VLANs use the 802.1Q standard to tag traffic as associated with a particular VLAN. There are three main ways of using VLANs with vSphere:
- Virtual guest tagging (VGT) – requires VLAN driver support in the guest OS
- Virtual Switch tagging (VST) – common option, requires VLAN trunking on external switches
- External switch tagging (EST) – less flexible and requires more physical NICs
The VLAN tag is a number ranging from 1 to 4094, though VLAN 4095 is also available. Use of VLAN 4095 is known as VGT (Virtual Guest Tagging) and basically extends the trunk to the virtual machine, where the tagging now occurs, rather than at the vSwitch. Use of VGT requires a supported guest OS. Not specifying a VLAN (vlan 0) means that the traffic will be tagged at the virtual switch (this would be considered an access port on the switch rather than a trunk).

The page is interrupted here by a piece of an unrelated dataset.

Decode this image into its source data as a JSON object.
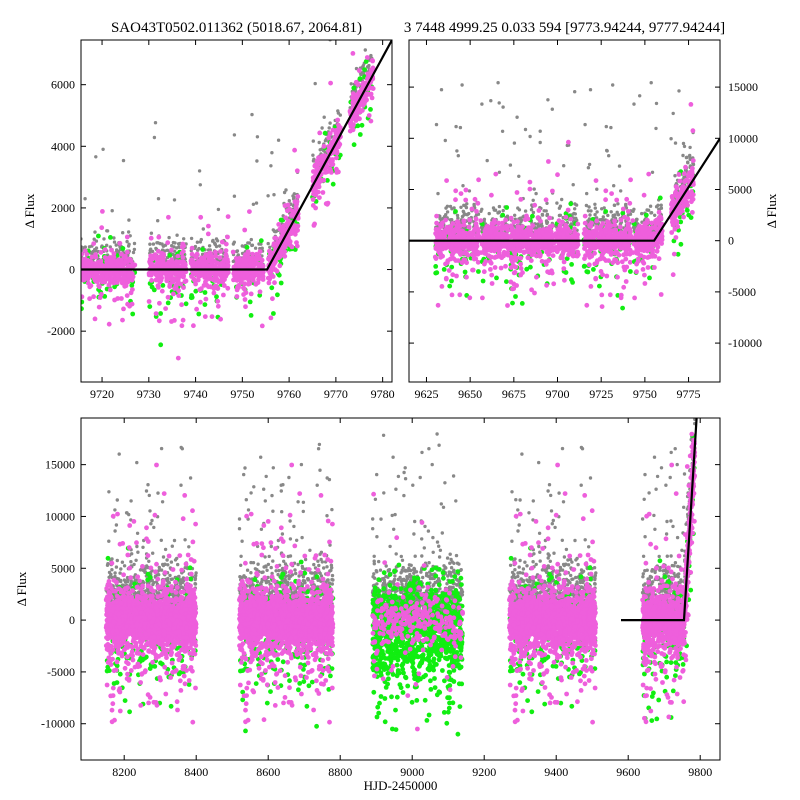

Tagging allows you to send traffic belonging to multiple networks/subnets along the same cable/switch port. Before VLANs were available, to give your virtual machines access to different networks you would have had to have a separate physical cable (or 2) for each network you needed to place your VMs on. VLANs allow these networks/subnets to be trunked down a single physical connection. The tag is used to identify which subnet/segment the traffic belongs to. VLAN trunking has been common place in networks for quite a while, often used on connections between two Layer 2 network devices. The advantage of VLANs when it comes to virtualisation is that because you have a limited number of network cards available on your host’s hardware, it isn’t usually feasible to dedicate a physical network connection to just one network segment. By using VLANs to logically separate your hosts network traffic, you can provide access to many VLANs/network segments by using the same number of physical NICs.
VLAN tagging in vSphere is defined on the portgroups. A VLAN can contain multiple port groups, but a port group can only be associated with one VLAN at any given time. A prerequisite for VLAN functionality on a vSwitch is that the uplinks have to be connected to a trunk port on the physical switch. The trunk port will also need to be configured so that it carries the correct VLANS (if it is filtered).
Creating a new Portgroup on a dvSwitch
- In vCenter browse to the network configuration page
- Right-click the appropriate switch, click New Port Group.
- On the Create Distributed Switch Port Group screen, enter the appropriate Name and Number of Ports. For VLAN type, select VLAN trunking. Enter the appropriate VLAN trunk range, click Next then click Finish.